Looking for some ideas?
Not all one-dish meals are bad! For example, try a power greens skillet: only a cast-iron skillet is needed for this mix of yellow onion, assorted greens (ex: kale, spinach, baby swiss chard), eggs, cheese, and a little butter, salt, and pepper.
To save time during the week you can also batch cook healthy grains, marinate meats, and pre-chop veggies on the weekend. When you get home after a long work day, you’ll only need 30 minutes to re-heat the grains, pan-sear the meat, and stir fry the veggies. Quick and healthy!
We also love this Asian Chicken and Quinoa Salad as a quick (35 minutes, prep and cook time included) and easy dinner. You’ll need:
- ½ cup quinoa
- 4 teaspoons vegetable oil
- 1 teaspoon grated ginger
- 3 spring onions, sliced (whites & greens)

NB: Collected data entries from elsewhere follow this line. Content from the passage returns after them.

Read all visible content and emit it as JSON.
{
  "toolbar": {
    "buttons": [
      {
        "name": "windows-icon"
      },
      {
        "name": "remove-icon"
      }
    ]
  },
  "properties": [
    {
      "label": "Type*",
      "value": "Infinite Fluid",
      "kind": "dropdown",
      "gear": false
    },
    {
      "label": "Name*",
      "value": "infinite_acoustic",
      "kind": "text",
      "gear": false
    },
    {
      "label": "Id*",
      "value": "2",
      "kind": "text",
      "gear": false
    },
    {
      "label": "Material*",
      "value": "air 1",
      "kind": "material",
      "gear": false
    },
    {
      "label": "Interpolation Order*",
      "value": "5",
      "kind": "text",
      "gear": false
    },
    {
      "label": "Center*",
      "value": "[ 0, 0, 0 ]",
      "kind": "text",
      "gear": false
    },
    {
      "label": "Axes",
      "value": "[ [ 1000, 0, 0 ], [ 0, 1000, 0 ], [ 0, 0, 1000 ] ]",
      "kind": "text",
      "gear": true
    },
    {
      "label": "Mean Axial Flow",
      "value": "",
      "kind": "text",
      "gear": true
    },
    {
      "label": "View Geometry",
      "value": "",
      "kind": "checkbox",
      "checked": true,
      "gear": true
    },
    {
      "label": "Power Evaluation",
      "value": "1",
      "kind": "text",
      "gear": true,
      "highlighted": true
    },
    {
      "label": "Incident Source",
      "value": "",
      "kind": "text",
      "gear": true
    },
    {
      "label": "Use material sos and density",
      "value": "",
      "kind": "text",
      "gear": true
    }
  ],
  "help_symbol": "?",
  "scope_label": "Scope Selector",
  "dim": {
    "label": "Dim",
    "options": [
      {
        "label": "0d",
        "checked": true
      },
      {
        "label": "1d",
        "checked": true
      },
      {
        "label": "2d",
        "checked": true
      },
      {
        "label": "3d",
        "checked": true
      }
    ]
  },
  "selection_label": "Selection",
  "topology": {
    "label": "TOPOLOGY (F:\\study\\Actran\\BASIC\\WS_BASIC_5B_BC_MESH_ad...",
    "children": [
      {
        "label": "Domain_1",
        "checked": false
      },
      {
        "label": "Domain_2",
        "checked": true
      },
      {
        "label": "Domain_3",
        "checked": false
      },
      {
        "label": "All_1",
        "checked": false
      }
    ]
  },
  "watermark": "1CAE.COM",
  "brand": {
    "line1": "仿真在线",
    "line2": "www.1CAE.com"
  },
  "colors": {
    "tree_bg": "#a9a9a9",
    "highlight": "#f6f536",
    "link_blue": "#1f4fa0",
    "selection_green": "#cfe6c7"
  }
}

- 1 clove of garlic, grated
- ¼ cup fresh lemon juice
- 2 ½ tablespoons low-sodium soy sauce
- 2 teaspoons toasted sesame oil
- 1 ½ cups shredded white meat rotisserie chicken, skin and bones removed
- 1 ½ cups finely shredded cabbage
- 1 cup thinly sliced carrots
- 1 cup sugar snap peas
- 1 teaspoon black sesame seeds
Cook the quinoa as directed on the package. At the same time, heat the oil in a small saucepan over medium heat, adding the ginger, scallions, and garlic once it’s hot. Turn of the heat, stirring, and then let cool a little for a few minutes before whisking in the soy sauce, lemon juice, and sesame oil. The last step is to toss the quinoa, chicken, cabbage, carrots, and peas in a bowl, adding the dressing and sesame seeds. You can even keep the leftovers for up to 3 days.